I would like to ignore the default values after calling asdict()

@dataclass
class A:
    a: str
    b: bool = True

so if I call

a = A("1")
result = asdict(a, ignore_default=True) 
assert {"a": "1"} == result  # the "b": True should be deleted

Advertisement

Answer

The dataclasses module doesn’t appear to have support for detecting default values in asdict(), however the dataclass-wizard library does — via skip_defaults argument.

Example:

from dataclasses import dataclass
from dataclass_wizard import asdict

@dataclass
class A:
    a: str
    b: bool = True

a = A("1")
result = asdict(a, skip_defaults=True)
assert {"a": "1"} == result  # the "b": True should be deleted

Further, results show it is close to 2x faster than an approach with dataclasses.adict(). I’ve added benchmark code I used for testing below.

from dataclasses import dataclass, asdict as asdict_orig, MISSING
from timeit import timeit

from dataclass_wizard import asdict

@dataclass
class A:
    a: str
    b: bool = True


def asdict_factory(cls):
    def factory(obj: list[tuple]) -> dict:
        d = {}
        for k, v in obj:
            field_value = cls.__dataclass_fields__[k].default
            if field_value is MISSING or field_value != v:
                d[k] = v
        return d

    return factory

a = A("1")
A_fact = asdict_factory(A)

print('dataclass_wizard.asdict():  ', timeit('asdict(a, skip_defaults=True)', globals=globals()))
print('dataclasses.asdict():       ', timeit('asdict_orig(a, dict_factory=A_fact)', globals=globals()))

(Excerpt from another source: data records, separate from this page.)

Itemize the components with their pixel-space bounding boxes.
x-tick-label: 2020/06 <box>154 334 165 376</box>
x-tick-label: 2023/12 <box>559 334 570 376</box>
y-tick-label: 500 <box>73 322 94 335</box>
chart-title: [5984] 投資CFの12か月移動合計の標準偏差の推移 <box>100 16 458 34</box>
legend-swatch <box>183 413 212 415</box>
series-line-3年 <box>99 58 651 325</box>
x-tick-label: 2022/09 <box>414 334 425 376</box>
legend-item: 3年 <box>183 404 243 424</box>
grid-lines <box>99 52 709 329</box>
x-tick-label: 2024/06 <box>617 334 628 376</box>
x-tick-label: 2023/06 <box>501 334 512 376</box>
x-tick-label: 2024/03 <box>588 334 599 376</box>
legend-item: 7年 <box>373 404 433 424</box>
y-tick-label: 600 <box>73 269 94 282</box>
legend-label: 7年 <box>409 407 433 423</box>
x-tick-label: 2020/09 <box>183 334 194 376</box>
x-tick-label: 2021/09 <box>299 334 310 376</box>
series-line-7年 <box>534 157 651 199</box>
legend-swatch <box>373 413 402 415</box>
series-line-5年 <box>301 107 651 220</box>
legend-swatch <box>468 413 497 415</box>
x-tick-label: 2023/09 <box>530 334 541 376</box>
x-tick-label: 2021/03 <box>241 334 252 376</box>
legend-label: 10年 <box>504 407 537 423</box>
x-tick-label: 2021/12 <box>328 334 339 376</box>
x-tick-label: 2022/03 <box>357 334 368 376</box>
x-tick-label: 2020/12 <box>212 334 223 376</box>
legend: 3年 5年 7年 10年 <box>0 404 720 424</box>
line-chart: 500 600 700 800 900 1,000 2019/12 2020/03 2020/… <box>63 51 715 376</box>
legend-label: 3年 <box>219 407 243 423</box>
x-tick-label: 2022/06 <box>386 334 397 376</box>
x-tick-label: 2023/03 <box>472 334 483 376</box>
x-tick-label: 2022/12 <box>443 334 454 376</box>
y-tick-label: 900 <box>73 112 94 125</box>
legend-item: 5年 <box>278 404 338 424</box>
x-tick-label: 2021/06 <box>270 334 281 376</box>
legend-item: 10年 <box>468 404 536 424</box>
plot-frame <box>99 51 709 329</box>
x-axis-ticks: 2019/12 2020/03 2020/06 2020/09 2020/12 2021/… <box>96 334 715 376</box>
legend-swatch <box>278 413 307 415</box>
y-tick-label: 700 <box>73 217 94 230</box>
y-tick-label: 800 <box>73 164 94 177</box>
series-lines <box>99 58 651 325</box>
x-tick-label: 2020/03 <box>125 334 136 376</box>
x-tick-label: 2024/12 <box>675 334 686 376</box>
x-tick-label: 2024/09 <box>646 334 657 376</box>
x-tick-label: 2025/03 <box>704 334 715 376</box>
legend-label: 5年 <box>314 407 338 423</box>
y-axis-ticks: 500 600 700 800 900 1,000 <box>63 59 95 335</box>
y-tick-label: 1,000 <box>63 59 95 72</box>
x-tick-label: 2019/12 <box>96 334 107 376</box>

result1 = asdict(a, skip_defaults=True)
result2 = asdict_orig(a, dict_factory=A_fact)

assert {"a": "1"} == result1 == result2

a2 = A("1", True)
a3 = A("1", False)
assert asdict(a2, skip_defaults=True) == asdict_orig(a2, dict_factory=A_fact)
assert asdict(a3, skip_defaults=True) == asdict_orig(a3, dict_factory=A_fact)

Disclaimer: I am the creator and maintainer of this library.